A
maldita febre
Fernando Braga
Era maio de 1988,
ocasião em que um rapaz de 35 anos fora transferido de um hospital da periferia
de nossa capital para o hospital escola, onde trabalhávamos. Fui informado pelo
residente de plantão, de que se tratava de mais um caso de hemorragia meníngea,
ocorrida há cinco dias, o paciente estava bem, apenas com dor de cabeça e que
já trazia um exame de imagem mostrando aneurisma intracraniano da circulação
anterior do cérebro. Como o paciente estava bem, pedi que marcasse a operação
para o primeiro horário do dia seguinte, colocasse esta, no lugar da cirurgia de coluna que estava marcada. Pensei:
- Este paciente teve sorte de não ter tido um
ressangramento, o que é mais comum nos três primeiros dias, não podemos dar
chance ao azar, não podemos bobear.
Na manhã seguinte, fomos
direto ao centro cirúrgico para fazer a cirurgia que deveria excluir o
aneurisma da circulação cerebral, fechando seu colo com em clipe. O paciente
estava bem, esperando para ser anestesiado e ao chegar o anestesista, comunicou-me
ele, que a cirurgia deveria ser suspensa, adiada, porque no momento, o paciente
estava com 40 graus de temperatura corporal.
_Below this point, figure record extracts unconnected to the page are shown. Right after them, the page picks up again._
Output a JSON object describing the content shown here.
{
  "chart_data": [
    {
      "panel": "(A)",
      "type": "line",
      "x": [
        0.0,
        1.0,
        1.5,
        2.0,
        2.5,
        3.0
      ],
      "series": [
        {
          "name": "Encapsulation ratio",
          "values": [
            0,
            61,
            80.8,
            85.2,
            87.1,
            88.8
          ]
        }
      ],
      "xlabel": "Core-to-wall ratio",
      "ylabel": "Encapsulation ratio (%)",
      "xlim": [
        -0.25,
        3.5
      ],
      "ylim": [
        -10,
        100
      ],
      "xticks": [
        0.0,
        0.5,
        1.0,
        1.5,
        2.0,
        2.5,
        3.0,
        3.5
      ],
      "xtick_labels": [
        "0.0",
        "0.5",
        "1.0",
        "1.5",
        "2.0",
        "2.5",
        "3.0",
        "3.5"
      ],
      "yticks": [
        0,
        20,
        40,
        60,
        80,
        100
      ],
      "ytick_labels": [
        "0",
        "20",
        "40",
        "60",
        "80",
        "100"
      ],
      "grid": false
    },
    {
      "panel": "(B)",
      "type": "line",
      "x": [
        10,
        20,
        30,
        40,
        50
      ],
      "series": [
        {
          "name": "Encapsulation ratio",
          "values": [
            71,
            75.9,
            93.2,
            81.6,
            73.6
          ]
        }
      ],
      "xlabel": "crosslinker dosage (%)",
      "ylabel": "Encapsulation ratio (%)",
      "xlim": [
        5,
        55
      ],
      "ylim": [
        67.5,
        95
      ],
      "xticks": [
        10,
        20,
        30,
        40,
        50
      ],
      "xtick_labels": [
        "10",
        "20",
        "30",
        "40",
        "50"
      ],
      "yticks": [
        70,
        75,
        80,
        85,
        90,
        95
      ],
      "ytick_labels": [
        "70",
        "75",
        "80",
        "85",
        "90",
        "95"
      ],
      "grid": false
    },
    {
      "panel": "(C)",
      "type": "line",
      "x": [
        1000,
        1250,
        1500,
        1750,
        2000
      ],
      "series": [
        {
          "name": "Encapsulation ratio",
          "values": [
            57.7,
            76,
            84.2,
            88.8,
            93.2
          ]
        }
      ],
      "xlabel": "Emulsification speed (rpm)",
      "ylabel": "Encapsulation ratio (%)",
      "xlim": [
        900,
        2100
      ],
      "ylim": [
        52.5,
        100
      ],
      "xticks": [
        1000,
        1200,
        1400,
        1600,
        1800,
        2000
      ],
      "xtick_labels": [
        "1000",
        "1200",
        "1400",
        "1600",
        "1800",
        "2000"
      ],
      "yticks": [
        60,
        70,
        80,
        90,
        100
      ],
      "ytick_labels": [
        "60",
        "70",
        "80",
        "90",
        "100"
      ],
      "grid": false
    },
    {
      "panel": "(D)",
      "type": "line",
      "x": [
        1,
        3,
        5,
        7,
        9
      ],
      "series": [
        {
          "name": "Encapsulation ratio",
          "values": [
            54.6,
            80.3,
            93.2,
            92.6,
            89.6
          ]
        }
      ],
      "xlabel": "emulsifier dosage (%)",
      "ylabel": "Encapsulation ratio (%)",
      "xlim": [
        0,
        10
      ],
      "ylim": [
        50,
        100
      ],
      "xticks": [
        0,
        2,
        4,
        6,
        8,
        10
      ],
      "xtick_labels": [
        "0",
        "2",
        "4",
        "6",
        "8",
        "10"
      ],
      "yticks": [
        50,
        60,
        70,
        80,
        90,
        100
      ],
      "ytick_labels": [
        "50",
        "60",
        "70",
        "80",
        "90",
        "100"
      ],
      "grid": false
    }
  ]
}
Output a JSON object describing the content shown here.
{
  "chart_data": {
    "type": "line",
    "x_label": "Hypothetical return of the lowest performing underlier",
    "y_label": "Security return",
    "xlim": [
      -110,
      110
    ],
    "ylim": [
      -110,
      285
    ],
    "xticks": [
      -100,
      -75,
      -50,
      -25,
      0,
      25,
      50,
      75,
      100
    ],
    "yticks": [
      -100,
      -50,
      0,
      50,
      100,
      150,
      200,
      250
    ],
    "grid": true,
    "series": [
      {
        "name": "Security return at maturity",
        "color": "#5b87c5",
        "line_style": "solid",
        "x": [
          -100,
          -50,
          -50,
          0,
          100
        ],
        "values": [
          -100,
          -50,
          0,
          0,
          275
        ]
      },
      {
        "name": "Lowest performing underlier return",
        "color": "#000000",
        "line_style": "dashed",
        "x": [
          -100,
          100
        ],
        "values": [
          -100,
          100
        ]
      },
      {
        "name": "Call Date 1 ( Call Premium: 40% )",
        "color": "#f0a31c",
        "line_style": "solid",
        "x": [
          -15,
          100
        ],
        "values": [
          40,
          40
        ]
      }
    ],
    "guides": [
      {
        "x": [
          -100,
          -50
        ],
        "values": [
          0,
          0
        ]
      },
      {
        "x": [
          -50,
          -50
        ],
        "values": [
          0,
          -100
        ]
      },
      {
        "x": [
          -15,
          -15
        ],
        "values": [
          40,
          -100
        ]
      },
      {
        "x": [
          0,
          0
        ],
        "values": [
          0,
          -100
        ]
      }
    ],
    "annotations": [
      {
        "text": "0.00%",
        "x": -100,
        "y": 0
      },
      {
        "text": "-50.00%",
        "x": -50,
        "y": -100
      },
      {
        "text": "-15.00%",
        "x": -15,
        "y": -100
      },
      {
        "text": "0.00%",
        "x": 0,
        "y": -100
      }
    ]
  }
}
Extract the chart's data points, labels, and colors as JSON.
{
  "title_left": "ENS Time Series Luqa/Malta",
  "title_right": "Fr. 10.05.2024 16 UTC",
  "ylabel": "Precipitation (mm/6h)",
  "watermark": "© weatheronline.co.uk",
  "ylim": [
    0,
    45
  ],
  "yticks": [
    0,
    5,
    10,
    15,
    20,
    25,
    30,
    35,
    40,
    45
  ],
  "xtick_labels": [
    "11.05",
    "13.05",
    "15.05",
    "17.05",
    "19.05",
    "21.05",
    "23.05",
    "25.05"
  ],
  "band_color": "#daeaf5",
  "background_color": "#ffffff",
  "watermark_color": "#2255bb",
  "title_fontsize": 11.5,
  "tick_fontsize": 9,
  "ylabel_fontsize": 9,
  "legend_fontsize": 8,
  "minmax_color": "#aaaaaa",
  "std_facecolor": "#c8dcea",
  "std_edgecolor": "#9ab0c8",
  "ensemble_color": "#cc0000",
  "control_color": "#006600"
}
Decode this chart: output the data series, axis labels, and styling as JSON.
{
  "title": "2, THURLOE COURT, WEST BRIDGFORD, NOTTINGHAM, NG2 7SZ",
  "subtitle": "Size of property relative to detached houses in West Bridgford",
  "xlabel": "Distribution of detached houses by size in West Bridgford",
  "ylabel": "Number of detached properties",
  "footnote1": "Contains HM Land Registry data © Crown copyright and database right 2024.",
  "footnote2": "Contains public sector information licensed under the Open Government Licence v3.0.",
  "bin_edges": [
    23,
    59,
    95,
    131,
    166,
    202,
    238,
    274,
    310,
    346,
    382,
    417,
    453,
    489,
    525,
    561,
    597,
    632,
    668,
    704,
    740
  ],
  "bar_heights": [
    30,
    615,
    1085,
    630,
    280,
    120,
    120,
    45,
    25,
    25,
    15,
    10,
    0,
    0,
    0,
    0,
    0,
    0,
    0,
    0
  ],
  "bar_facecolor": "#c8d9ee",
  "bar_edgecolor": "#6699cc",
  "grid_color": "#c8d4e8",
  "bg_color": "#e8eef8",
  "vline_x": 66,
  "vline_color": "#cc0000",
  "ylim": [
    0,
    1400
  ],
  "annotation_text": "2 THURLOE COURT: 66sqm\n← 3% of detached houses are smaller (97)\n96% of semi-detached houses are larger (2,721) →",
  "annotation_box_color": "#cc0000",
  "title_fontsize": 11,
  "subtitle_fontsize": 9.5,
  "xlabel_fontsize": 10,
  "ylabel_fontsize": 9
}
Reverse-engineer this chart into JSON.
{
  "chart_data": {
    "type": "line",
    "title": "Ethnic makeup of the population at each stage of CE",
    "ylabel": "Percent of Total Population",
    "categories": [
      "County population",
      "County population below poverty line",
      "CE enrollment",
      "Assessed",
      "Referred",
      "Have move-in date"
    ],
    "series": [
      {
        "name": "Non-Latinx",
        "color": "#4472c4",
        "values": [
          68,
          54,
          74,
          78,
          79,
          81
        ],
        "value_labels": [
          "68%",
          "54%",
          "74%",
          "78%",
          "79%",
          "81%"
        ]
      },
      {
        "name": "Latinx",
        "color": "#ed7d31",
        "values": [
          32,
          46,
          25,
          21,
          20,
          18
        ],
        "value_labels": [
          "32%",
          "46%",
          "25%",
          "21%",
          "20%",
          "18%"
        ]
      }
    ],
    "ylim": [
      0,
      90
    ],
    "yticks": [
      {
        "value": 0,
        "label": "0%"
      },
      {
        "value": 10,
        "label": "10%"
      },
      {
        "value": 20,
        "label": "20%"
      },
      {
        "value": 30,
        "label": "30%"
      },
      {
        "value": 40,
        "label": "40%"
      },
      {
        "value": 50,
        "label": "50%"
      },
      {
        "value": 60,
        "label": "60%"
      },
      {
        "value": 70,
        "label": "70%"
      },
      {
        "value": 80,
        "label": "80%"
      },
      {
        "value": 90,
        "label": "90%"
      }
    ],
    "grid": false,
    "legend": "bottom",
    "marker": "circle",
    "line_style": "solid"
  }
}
Verificou novamente a temperatura
e me mostrou, confirmando.
Discuti com ele,
propondo que a cirurgia teria que ser realizada mesmo assim, porque o paciente
estava bem, exceto pela temperatura. O anestesista pediu um momento, para ouvir
a opinião de um colega, seu superior. Ambos disseram que a cirurgia não podia
ser realizada naquele momento, que o sangue seria retirado novamente para exames,
e novo exame clínico detalhado seria imediatamente feito. No momento nada
explicava a alta temperatura, mas a lógica era não anestesiar um paciente com
40 graus! Acedi.
Em um dia, todos os
exames foram feitos, repetido o exame clinico geral e nada foi encontrado de
anormal, que explicasse aquele achado. A febre havia desaparecido apenas com
antipirético. Como o paciente continuasse bem, a cirurgia foi novamente marcada
para a manhã do dia seguinte, no primeiro horário.
À noite, estava eu em
minha casa, terminando o jantar, quando recebi uma ligação da UTI do hospital, dizendo
que aquele paciente da cirurgia, estava entubado, em estado de coma grave,
consequência provável de nova hemorragia. Logo após, ele entrou em estado de
morte cerebral.
Foi muito grande o
desespero da família, que acompanhara de perto todo a evolução do caso.
Mais uma arapuca
traçada pelo destino.
Consta que o
anestesista que acompanhara o caso se desesperou e resolveu abandonar a
anestesia, tornando-se um intensivista de UTI.
C´est la vie!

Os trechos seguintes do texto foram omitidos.